When the world was much concerned about China’s economic slowdown, China issued its 13th Five-Year Plan. The world worries that because China’s economic growth is one of the important world economic growth engines, if China’s economy slows down in the future, those countries whose economy heavily relies on China will suffer “collateral damage”.
However, China’s 13th Five-Year Plan suggests that China’s economy still has much room for growth in the future and will still make an important contribution to world economic growth. But people need to take a different look at China’s contribution to world economic growth.
Room for China’s economic growth in the future
The approval of the draft 13th Five-Year Plan by the CPC tells the world that China will make efforts to keep a medium to high economic growth rate, setting 6.5% as the annual economic growth target so as to double China’s economy in 2020 based on 2010. Thus, the growth prospects of many industries in China’s economy are good opportunities for foreign enterprises.
For example, the growth of service and the development of new-type industries are both the result of China’s economic transition and the foundation of future growth. In this aspect, foreign enterprises have already increased their investment in China, which both increases China’s economic growth power and make the multinationals benefit a lot from China’s economic growth.
The 13th Five-Year Plan makes a more detailed plan for China’s economic opening up. More foreign enterprises can fairly enter Chinese market for investment. Meanwhile, financial field can be more open as the main part of the service industry. The reform of China’ financial market will attract more foreign investment and create more profits.

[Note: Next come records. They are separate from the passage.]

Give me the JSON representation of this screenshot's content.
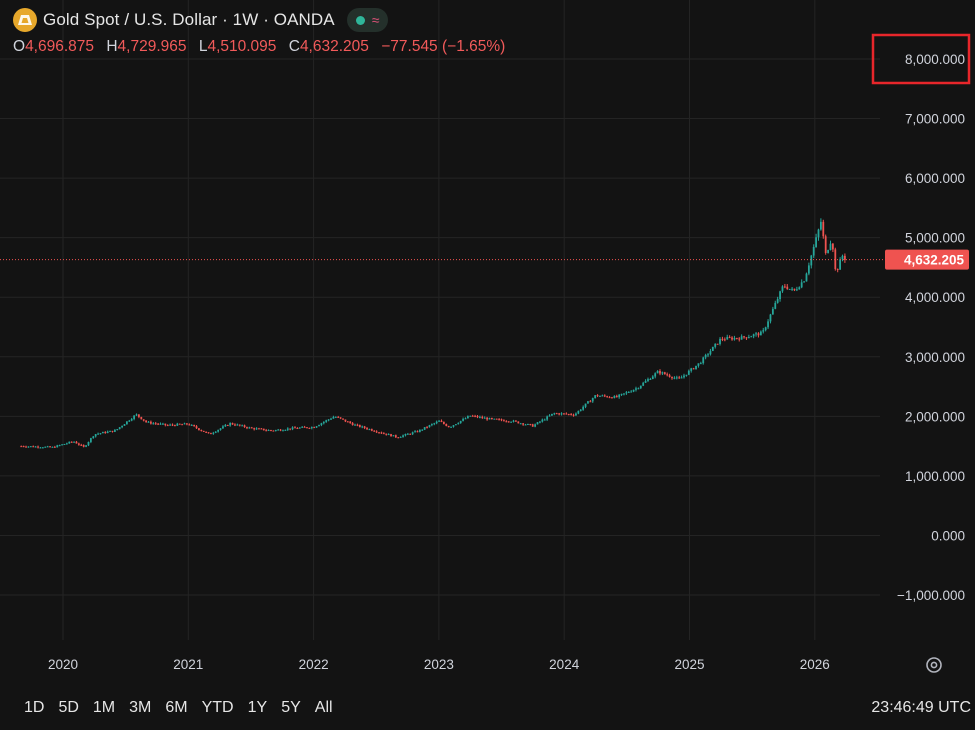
{
  "header": {
    "title": "Gold Spot / U.S. Dollar · 1W · OANDA",
    "ohlc": [
      {
        "key": "O",
        "value": "4,696.875"
      },
      {
        "key": "H",
        "value": "4,729.965"
      },
      {
        "key": "L",
        "value": "4,510.095"
      },
      {
        "key": "C",
        "value": "4,632.205"
      }
    ],
    "change": "−77.545 (−1.65%)"
  },
  "colors": {
    "background": "#131313",
    "up": "#26a69a",
    "down": "#ef5350",
    "grid": "#242424",
    "highlight_box": "#e8262b"
  },
  "chart_data": {
    "type": "candlestick",
    "x_ticks": [
      "2020",
      "2021",
      "2022",
      "2023",
      "2024",
      "2025",
      "2026"
    ],
    "y_ticks": [
      "8,000.000",
      "7,000.000",
      "6,000.000",
      "5,000.000",
      "4,000.000",
      "3,000.000",
      "2,000.000",
      "1,000.000",
      "0.000",
      "−1,000.000"
    ],
    "ylim": [
      -1000,
      8000
    ],
    "last_price_label": "4,632.205",
    "last_price": 4632.205,
    "highlighted_tick": "8,000.000",
    "series": [
      {
        "points": [
          [
            "2019-09",
            1500
          ],
          [
            "2019-12",
            1480
          ],
          [
            "2020-02",
            1580
          ],
          [
            "2020-03",
            1480
          ],
          [
            "2020-04",
            1700
          ],
          [
            "2020-06",
            1760
          ],
          [
            "2020-08",
            2030
          ],
          [
            "2020-09",
            1900
          ],
          [
            "2020-11",
            1850
          ],
          [
            "2021-01",
            1870
          ],
          [
            "2021-03",
            1700
          ],
          [
            "2021-05",
            1880
          ],
          [
            "2021-07",
            1800
          ],
          [
            "2021-09",
            1760
          ],
          [
            "2021-11",
            1800
          ],
          [
            "2022-01",
            1820
          ],
          [
            "2022-03",
            2000
          ],
          [
            "2022-05",
            1850
          ],
          [
            "2022-07",
            1750
          ],
          [
            "2022-09",
            1650
          ],
          [
            "2022-11",
            1750
          ],
          [
            "2023-01",
            1920
          ],
          [
            "2023-02",
            1820
          ],
          [
            "2023-04",
            2010
          ],
          [
            "2023-06",
            1950
          ],
          [
            "2023-08",
            1920
          ],
          [
            "2023-10",
            1840
          ],
          [
            "2023-12",
            2050
          ],
          [
            "2024-02",
            2030
          ],
          [
            "2024-04",
            2350
          ],
          [
            "2024-06",
            2320
          ],
          [
            "2024-08",
            2480
          ],
          [
            "2024-10",
            2750
          ],
          [
            "2024-12",
            2620
          ],
          [
            "2025-02",
            2900
          ],
          [
            "2025-04",
            3300
          ],
          [
            "2025-06",
            3320
          ],
          [
            "2025-08",
            3400
          ],
          [
            "2025-09",
            3800
          ],
          [
            "2025-10",
            4200
          ],
          [
            "2025-11",
            4100
          ],
          [
            "2025-12",
            4300
          ],
          [
            "2026-01",
            4900
          ],
          [
            "2026-01-20",
            5300
          ],
          [
            "2026-02",
            4700
          ],
          [
            "2026-02-20",
            5000
          ],
          [
            "2026-03",
            4400
          ],
          [
            "2026-03-20",
            4700
          ],
          [
            "2026-04",
            4632
          ]
        ]
      }
    ]
  },
  "bottom": {
    "ranges": [
      "1D",
      "5D",
      "1M",
      "3M",
      "6M",
      "YTD",
      "1Y",
      "5Y",
      "All"
    ],
    "clock": "23:46:49 UTC"
  }
}
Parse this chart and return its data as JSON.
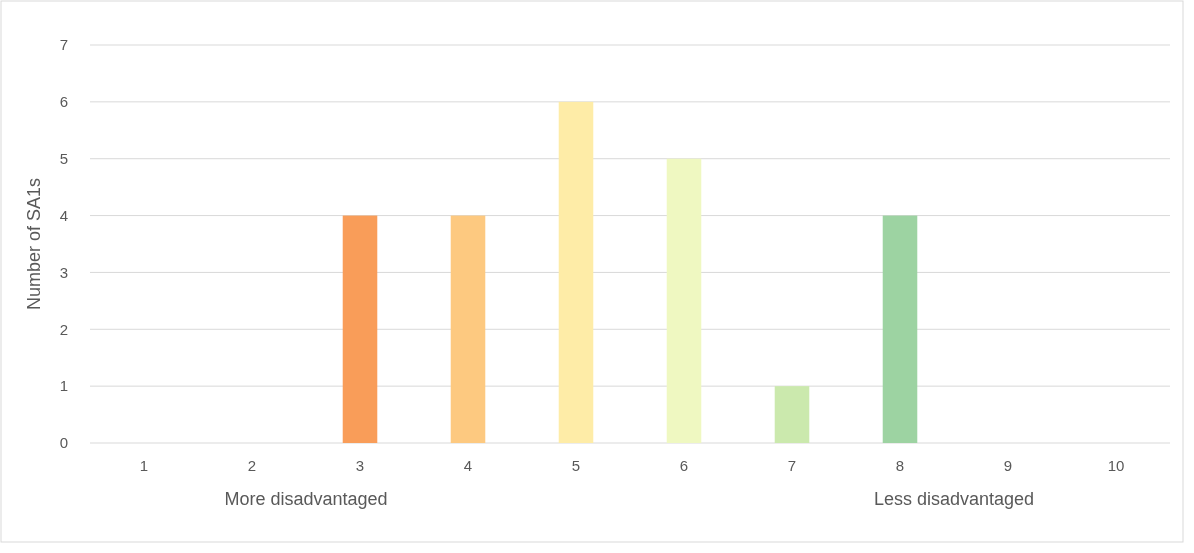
{
  "chart_data": {
    "type": "bar",
    "ylabel": "Number of SA1s",
    "categories": [
      "1",
      "2",
      "3",
      "4",
      "5",
      "6",
      "7",
      "8",
      "9",
      "10"
    ],
    "values": [
      0,
      0,
      4,
      4,
      6,
      5,
      1,
      4,
      0,
      0
    ],
    "colors": [
      "#d73027",
      "#f46d43",
      "#f99d59",
      "#fdc980",
      "#feeca7",
      "#eff8c1",
      "#cbe9ad",
      "#9dd3a2",
      "#66bd63",
      "#1a9850"
    ],
    "ylim": [
      0,
      7
    ],
    "yticks": [
      0,
      1,
      2,
      3,
      4,
      5,
      6,
      7
    ],
    "grid": "y",
    "annotations": [
      "More disadvantaged",
      "Less disadvantaged"
    ]
  }
}
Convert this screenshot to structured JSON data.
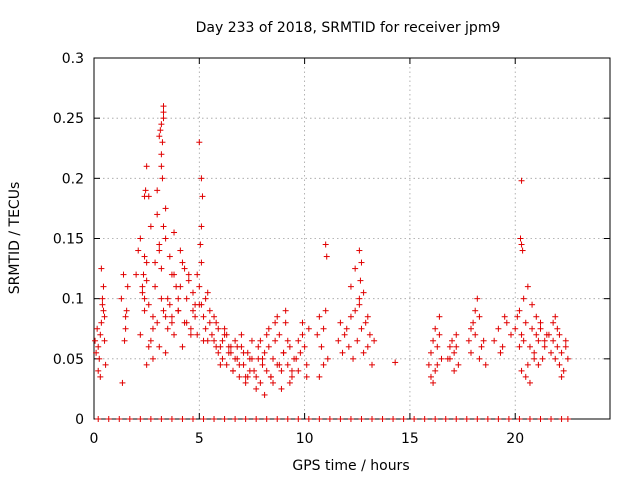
{
  "chart_data": {
    "type": "scatter",
    "title": "Day 233 of 2018, SRMTID for receiver jpm9",
    "xlabel": "GPS time / hours",
    "ylabel": "SRMTID / TECUs",
    "xlim": [
      0,
      24.5
    ],
    "ylim": [
      0,
      0.3
    ],
    "xticks": [
      0,
      5,
      10,
      15,
      20
    ],
    "xtick_labels": [
      "0",
      "5",
      "10",
      "15",
      "20"
    ],
    "yticks": [
      0,
      0.05,
      0.1,
      0.15,
      0.2,
      0.25,
      0.3
    ],
    "ytick_labels": [
      "0",
      "0.05",
      "0.1",
      "0.15",
      "0.2",
      "0.25",
      "0.3"
    ],
    "grid": true,
    "marker": "+",
    "series": [
      {
        "name": "SRMTID",
        "color": "#e00000",
        "x": [
          0.05,
          0.1,
          0.15,
          0.2,
          0.25,
          0.3,
          0.35,
          0.4,
          0.45,
          0.5,
          0.55,
          0.2,
          0.35,
          0.45,
          0.3,
          0.4,
          0.5,
          1.3,
          1.4,
          1.5,
          1.6,
          1.35,
          1.45,
          1.55,
          1.5,
          2.0,
          2.1,
          2.2,
          2.3,
          2.4,
          2.5,
          2.6,
          2.7,
          2.8,
          2.9,
          3.0,
          3.1,
          3.2,
          3.3,
          3.4,
          3.5,
          3.6,
          3.7,
          3.8,
          3.9,
          2.2,
          2.4,
          2.6,
          2.8,
          3.0,
          3.2,
          3.4,
          3.6,
          3.8,
          4.0,
          2.3,
          2.5,
          2.7,
          2.9,
          3.1,
          3.3,
          3.5,
          3.7,
          2.5,
          2.8,
          3.1,
          3.4,
          3.7,
          4.0,
          2.6,
          3.0,
          3.4,
          3.8,
          3.2,
          3.25,
          3.3,
          3.15,
          3.2,
          3.3,
          3.25,
          3.1,
          3.2,
          3.3,
          2.4,
          2.45,
          2.5,
          2.35,
          2.4,
          4.0,
          4.1,
          4.2,
          4.3,
          4.4,
          4.5,
          4.6,
          4.7,
          4.8,
          4.9,
          5.0,
          5.1,
          5.2,
          5.3,
          5.4,
          5.5,
          4.1,
          4.3,
          4.5,
          4.7,
          4.9,
          5.1,
          5.3,
          5.5,
          4.2,
          4.4,
          4.6,
          4.8,
          5.0,
          5.2,
          5.4,
          5.0,
          5.1,
          5.05,
          5.15,
          5.1,
          5.6,
          5.7,
          5.8,
          5.9,
          6.0,
          6.1,
          6.2,
          6.3,
          6.4,
          6.5,
          6.6,
          6.7,
          6.8,
          6.9,
          7.0,
          7.1,
          7.2,
          7.3,
          7.4,
          7.5,
          5.7,
          5.9,
          6.1,
          6.3,
          6.5,
          6.7,
          6.9,
          7.1,
          7.3,
          7.5,
          5.8,
          6.0,
          6.2,
          6.4,
          6.6,
          6.8,
          7.0,
          7.2,
          7.4,
          7.6,
          7.7,
          7.8,
          7.9,
          8.0,
          8.1,
          8.2,
          8.3,
          8.4,
          8.5,
          8.6,
          8.7,
          8.8,
          8.9,
          9.0,
          9.1,
          9.2,
          9.3,
          9.4,
          9.5,
          7.7,
          7.9,
          8.1,
          8.3,
          8.5,
          8.7,
          8.9,
          9.1,
          9.3,
          7.8,
          8.0,
          8.2,
          8.4,
          8.6,
          8.8,
          9.0,
          9.2,
          9.4,
          9.6,
          9.7,
          9.8,
          9.9,
          10.0,
          10.1,
          10.2,
          9.7,
          9.9,
          10.1,
          10.6,
          10.7,
          10.8,
          10.9,
          11.0,
          11.1,
          10.7,
          10.9,
          11.0,
          11.05,
          11.6,
          11.7,
          11.8,
          11.9,
          12.0,
          12.1,
          12.2,
          12.3,
          12.4,
          12.5,
          12.6,
          12.7,
          12.8,
          12.9,
          13.0,
          13.1,
          13.2,
          13.3,
          12.2,
          12.4,
          12.6,
          12.8,
          13.0,
          12.6,
          12.7,
          12.65,
          14.3,
          15.9,
          16.0,
          16.1,
          16.2,
          16.3,
          16.4,
          16.5,
          16.0,
          16.2,
          16.4,
          16.1,
          16.3,
          16.8,
          16.9,
          17.0,
          17.1,
          17.2,
          17.3,
          16.9,
          17.1,
          17.2,
          17.8,
          17.9,
          18.0,
          18.1,
          18.2,
          18.3,
          18.4,
          17.9,
          18.1,
          18.3,
          18.5,
          18.6,
          19.0,
          19.2,
          19.4,
          19.6,
          19.8,
          19.3,
          19.5,
          20.0,
          20.1,
          20.2,
          20.3,
          20.4,
          20.5,
          20.6,
          20.7,
          20.8,
          20.9,
          21.0,
          21.1,
          21.2,
          21.3,
          21.4,
          21.5,
          20.2,
          20.4,
          20.6,
          20.8,
          21.0,
          21.2,
          21.4,
          20.3,
          20.5,
          20.7,
          20.9,
          21.1,
          20.3,
          20.3,
          20.25,
          20.35,
          21.6,
          21.7,
          21.8,
          21.9,
          22.0,
          22.1,
          22.2,
          22.3,
          22.4,
          22.5,
          21.8,
          22.0,
          22.2,
          22.4,
          21.9,
          22.1,
          0.2,
          0.7,
          1.2,
          1.7,
          2.2,
          2.7,
          3.2,
          3.7,
          4.2,
          4.7,
          5.2,
          5.7,
          6.2,
          6.7,
          7.2,
          7.7,
          8.2,
          8.7,
          9.2,
          9.7,
          10.2,
          10.7,
          11.2,
          11.7,
          12.2,
          12.7,
          13.2,
          13.7,
          14.2,
          14.7,
          15.2,
          15.7,
          16.2,
          16.7,
          17.2,
          17.7,
          18.2,
          18.7,
          19.2,
          19.7,
          20.2,
          20.7,
          21.2,
          21.7,
          22.2,
          22.5
        ],
        "y": [
          0.065,
          0.055,
          0.075,
          0.06,
          0.05,
          0.07,
          0.08,
          0.1,
          0.09,
          0.065,
          0.045,
          0.04,
          0.125,
          0.11,
          0.035,
          0.095,
          0.085,
          0.1,
          0.12,
          0.085,
          0.11,
          0.03,
          0.065,
          0.09,
          0.075,
          0.12,
          0.14,
          0.15,
          0.11,
          0.1,
          0.13,
          0.095,
          0.16,
          0.085,
          0.11,
          0.17,
          0.14,
          0.125,
          0.09,
          0.15,
          0.1,
          0.135,
          0.08,
          0.12,
          0.11,
          0.07,
          0.09,
          0.06,
          0.075,
          0.08,
          0.1,
          0.085,
          0.095,
          0.07,
          0.09,
          0.105,
          0.115,
          0.065,
          0.13,
          0.145,
          0.16,
          0.075,
          0.12,
          0.045,
          0.05,
          0.06,
          0.055,
          0.085,
          0.1,
          0.185,
          0.19,
          0.175,
          0.155,
          0.21,
          0.23,
          0.25,
          0.24,
          0.22,
          0.26,
          0.2,
          0.235,
          0.245,
          0.255,
          0.185,
          0.19,
          0.21,
          0.12,
          0.135,
          0.09,
          0.11,
          0.13,
          0.08,
          0.1,
          0.12,
          0.075,
          0.09,
          0.095,
          0.07,
          0.11,
          0.13,
          0.085,
          0.1,
          0.065,
          0.08,
          0.14,
          0.125,
          0.115,
          0.105,
          0.12,
          0.095,
          0.075,
          0.09,
          0.06,
          0.08,
          0.07,
          0.085,
          0.095,
          0.065,
          0.105,
          0.23,
          0.2,
          0.145,
          0.185,
          0.16,
          0.07,
          0.065,
          0.08,
          0.055,
          0.06,
          0.05,
          0.07,
          0.045,
          0.06,
          0.055,
          0.04,
          0.065,
          0.05,
          0.035,
          0.06,
          0.045,
          0.03,
          0.055,
          0.04,
          0.05,
          0.085,
          0.075,
          0.065,
          0.07,
          0.06,
          0.05,
          0.045,
          0.055,
          0.035,
          0.065,
          0.06,
          0.045,
          0.075,
          0.055,
          0.04,
          0.06,
          0.07,
          0.035,
          0.05,
          0.04,
          0.035,
          0.05,
          0.03,
          0.045,
          0.055,
          0.04,
          0.06,
          0.035,
          0.05,
          0.065,
          0.045,
          0.07,
          0.04,
          0.055,
          0.08,
          0.045,
          0.06,
          0.035,
          0.05,
          0.025,
          0.065,
          0.02,
          0.075,
          0.03,
          0.085,
          0.025,
          0.09,
          0.03,
          0.06,
          0.05,
          0.07,
          0.035,
          0.08,
          0.045,
          0.055,
          0.065,
          0.04,
          0.05,
          0.065,
          0.055,
          0.07,
          0.06,
          0.045,
          0.075,
          0.04,
          0.08,
          0.035,
          0.07,
          0.085,
          0.06,
          0.075,
          0.09,
          0.05,
          0.035,
          0.045,
          0.145,
          0.135,
          0.065,
          0.08,
          0.055,
          0.07,
          0.075,
          0.06,
          0.085,
          0.05,
          0.09,
          0.065,
          0.1,
          0.075,
          0.055,
          0.08,
          0.06,
          0.07,
          0.045,
          0.065,
          0.11,
          0.125,
          0.095,
          0.105,
          0.085,
          0.14,
          0.13,
          0.115,
          0.047,
          0.045,
          0.055,
          0.065,
          0.04,
          0.06,
          0.07,
          0.05,
          0.035,
          0.075,
          0.085,
          0.03,
          0.045,
          0.05,
          0.06,
          0.065,
          0.055,
          0.07,
          0.045,
          0.05,
          0.04,
          0.06,
          0.065,
          0.075,
          0.08,
          0.07,
          0.1,
          0.085,
          0.06,
          0.055,
          0.09,
          0.05,
          0.065,
          0.045,
          0.065,
          0.075,
          0.06,
          0.08,
          0.07,
          0.055,
          0.085,
          0.075,
          0.085,
          0.06,
          0.07,
          0.065,
          0.08,
          0.045,
          0.06,
          0.075,
          0.055,
          0.07,
          0.065,
          0.08,
          0.05,
          0.06,
          0.07,
          0.09,
          0.1,
          0.11,
          0.095,
          0.085,
          0.075,
          0.065,
          0.04,
          0.035,
          0.03,
          0.05,
          0.045,
          0.145,
          0.198,
          0.15,
          0.14,
          0.07,
          0.055,
          0.065,
          0.05,
          0.06,
          0.045,
          0.055,
          0.04,
          0.065,
          0.05,
          0.08,
          0.075,
          0.035,
          0.06,
          0.085,
          0.07,
          0,
          0,
          0,
          0,
          0,
          0,
          0,
          0,
          0,
          0,
          0,
          0,
          0,
          0,
          0,
          0,
          0,
          0,
          0,
          0,
          0,
          0,
          0,
          0,
          0,
          0,
          0,
          0,
          0,
          0,
          0,
          0,
          0,
          0,
          0,
          0,
          0,
          0,
          0,
          0,
          0,
          0,
          0,
          0,
          0,
          0
        ]
      }
    ]
  }
}
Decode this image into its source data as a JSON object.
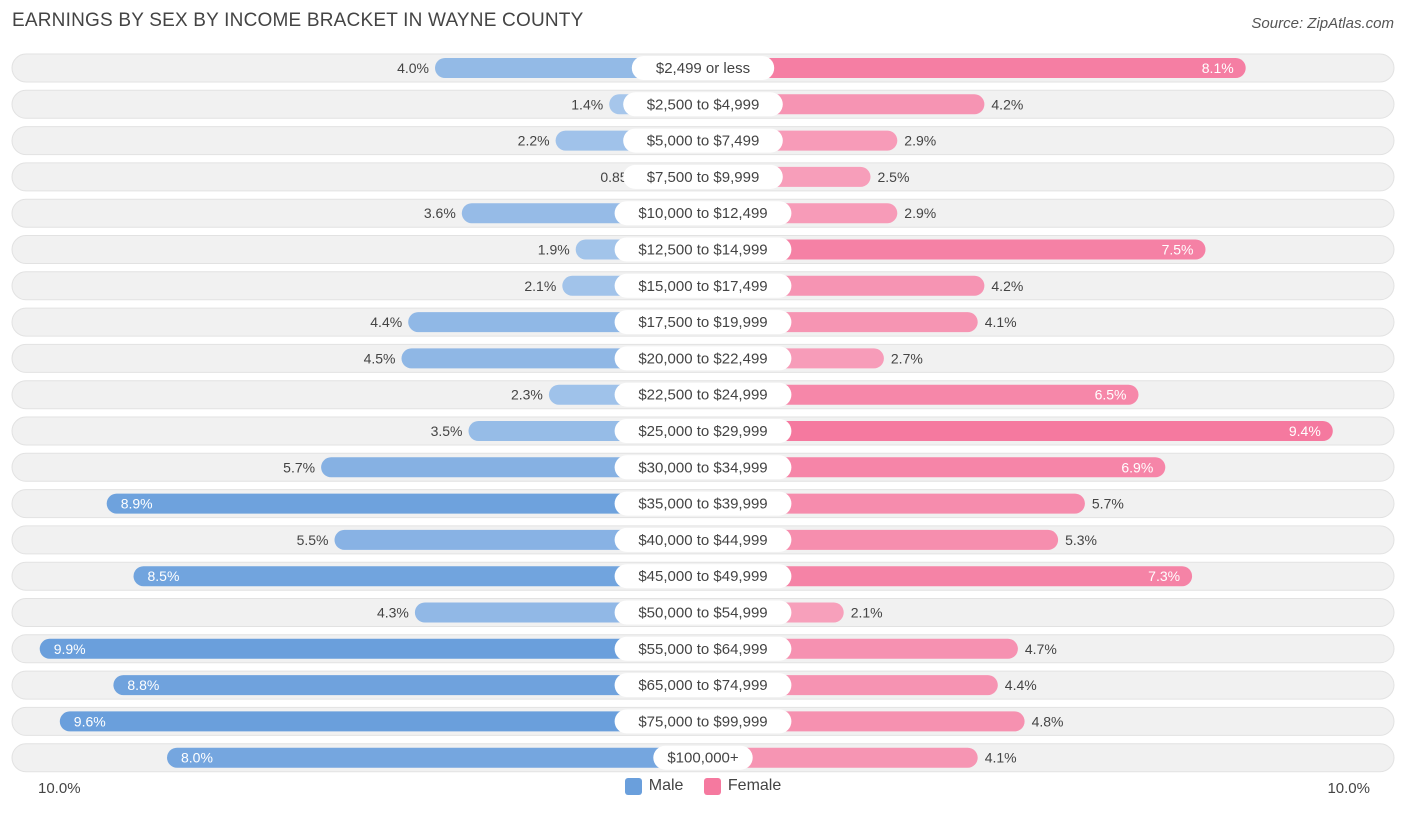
{
  "header": {
    "title": "EARNINGS BY SEX BY INCOME BRACKET IN WAYNE COUNTY",
    "source_prefix": "Source: ",
    "source_brand": "ZipAtlas.com"
  },
  "colors": {
    "male_strong": "#6a9fdc",
    "male_light": "#a9c8ec",
    "female_strong": "#f5799f",
    "female_light": "#f7a6c0",
    "row_bg": "#f1f1f1",
    "row_border": "#e2e2e2"
  },
  "chart_data": {
    "type": "bar",
    "orientation": "horizontal-diverging",
    "title": "EARNINGS BY SEX BY INCOME BRACKET IN WAYNE COUNTY",
    "categories": [
      "$2,499 or less",
      "$2,500 to $4,999",
      "$5,000 to $7,499",
      "$7,500 to $9,999",
      "$10,000 to $12,499",
      "$12,500 to $14,999",
      "$15,000 to $17,499",
      "$17,500 to $19,999",
      "$20,000 to $22,499",
      "$22,500 to $24,999",
      "$25,000 to $29,999",
      "$30,000 to $34,999",
      "$35,000 to $39,999",
      "$40,000 to $44,999",
      "$45,000 to $49,999",
      "$50,000 to $54,999",
      "$55,000 to $64,999",
      "$65,000 to $74,999",
      "$75,000 to $99,999",
      "$100,000+"
    ],
    "series": [
      {
        "name": "Male",
        "values": [
          4.0,
          1.4,
          2.2,
          0.85,
          3.6,
          1.9,
          2.1,
          4.4,
          4.5,
          2.3,
          3.5,
          5.7,
          8.9,
          5.5,
          8.5,
          4.3,
          9.9,
          8.8,
          9.6,
          8.0
        ],
        "labels": [
          "4.0%",
          "1.4%",
          "2.2%",
          "0.85%",
          "3.6%",
          "1.9%",
          "2.1%",
          "4.4%",
          "4.5%",
          "2.3%",
          "3.5%",
          "5.7%",
          "8.9%",
          "5.5%",
          "8.5%",
          "4.3%",
          "9.9%",
          "8.8%",
          "9.6%",
          "8.0%"
        ]
      },
      {
        "name": "Female",
        "values": [
          8.1,
          4.2,
          2.9,
          2.5,
          2.9,
          7.5,
          4.2,
          4.1,
          2.7,
          6.5,
          9.4,
          6.9,
          5.7,
          5.3,
          7.3,
          2.1,
          4.7,
          4.4,
          4.8,
          4.1
        ],
        "labels": [
          "8.1%",
          "4.2%",
          "2.9%",
          "2.5%",
          "2.9%",
          "7.5%",
          "4.2%",
          "4.1%",
          "2.7%",
          "6.5%",
          "9.4%",
          "6.9%",
          "5.7%",
          "5.3%",
          "7.3%",
          "2.1%",
          "4.7%",
          "4.4%",
          "4.8%",
          "4.1%"
        ]
      }
    ],
    "xlim": [
      -10.0,
      10.0
    ],
    "axis_left_label": "10.0%",
    "axis_right_label": "10.0%",
    "legend": [
      "Male",
      "Female"
    ],
    "legend_position": "bottom-center"
  }
}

China’s economic growth will rely more on innovation, technological innovation in particular. It will not only offer development opportunities to Chinese high-tech enterprises but will also provide some foreign high-tech innovating enterprises with new opportunities. In fact, many innovating technological personnel feel hard to find opportunities to develop new products in the developed economies. Soon after they develop some new products, those products will be bought out by many large multinationals. These multinationals control these technologies, unwilling to spread them to the market for fear of possible competition with the existing technologies. Innovators who feel this is unfair, and who hope that such products can be quickly introduced to the market and bring benefits are greatly attracted by China’s huge market and wish to realize their China Dream in China. These technological personnel are precious human resources available for China to develop an innovative economy.
A surging Chinese overseas investment spurred trade growth
In recent years, China’s overseas investment grew sharply. It both means that Chinese enterprises have increased their capacity and China has a huge demand for international industrial cooperation. Since China put forward the initiatives of the Silk Road Economic Belt and Maritime Silk Road, the initiatives enjoyed wide support from the countries along the routes. China’s overseas investment and foreign trade also have continuously developed with the implementation of the One Belt One Road initiative.
With the growing investment by Chinese enterprises in the countries along the One Belt One Road, China’s trade with these countries also grew substantially, partially offsetting the export slowdown to the traditional developed countries’ markets. For example, in the first seven months of the year, Guangdong’s import and export value constantly ranked first in China, totaling RMBY3.39 trillion, but a fall of 1.8% over the same period in 2014. At the meantime, Guangdong’ trade with the countries along the Silk Road showed upward momentum, with an export increase of 14% in the first seven months of the year.
Take a different look at China’s contribution
Although China’s economic growth is declining, China is still an economy that makes the largest contribution to global economic growth. China made a 30% contribution to the world economic growth in 2015.
China still has a huge market demand and is still the largest world importer of resources and energy. On the surface, China’s imports fell in 2015. But it was mainly caused by the price change of international commodity markets and does not indicate a fall of China’s total imports of raw materials and energy. The price drop for resources and energy was due to the change of the US dollar-exchange rate. To solve the issue, the exporting countries of resources to China have to consider denominating in the Chinese currency so as to avoid fluctuations in the future.
China has established industrial parks in many countries along the One Belt One Road, which has promoted their industrialization. These newly industrialized countries will bring the world markets more low-priced products that will counteract the huge liquidity released by the central banks of the developed countries since the world financial crisis, depress the world inflation rate and create a more stable expectation of the global economic development.
In the past, people measured China’s contribution to the global economic growth through China’s GDP growth. But many factors in the GDP are the profits created by the foreign companies’ investments in China. In recent years, with the big increase of China’s overseas investments, the profits made by the Chinese enterprises overseas also went up. Therefore, China’s GNP is rapidly growing, gradually reaching its GDP level. So people should take a new look at China’s contribution to the global economic growth.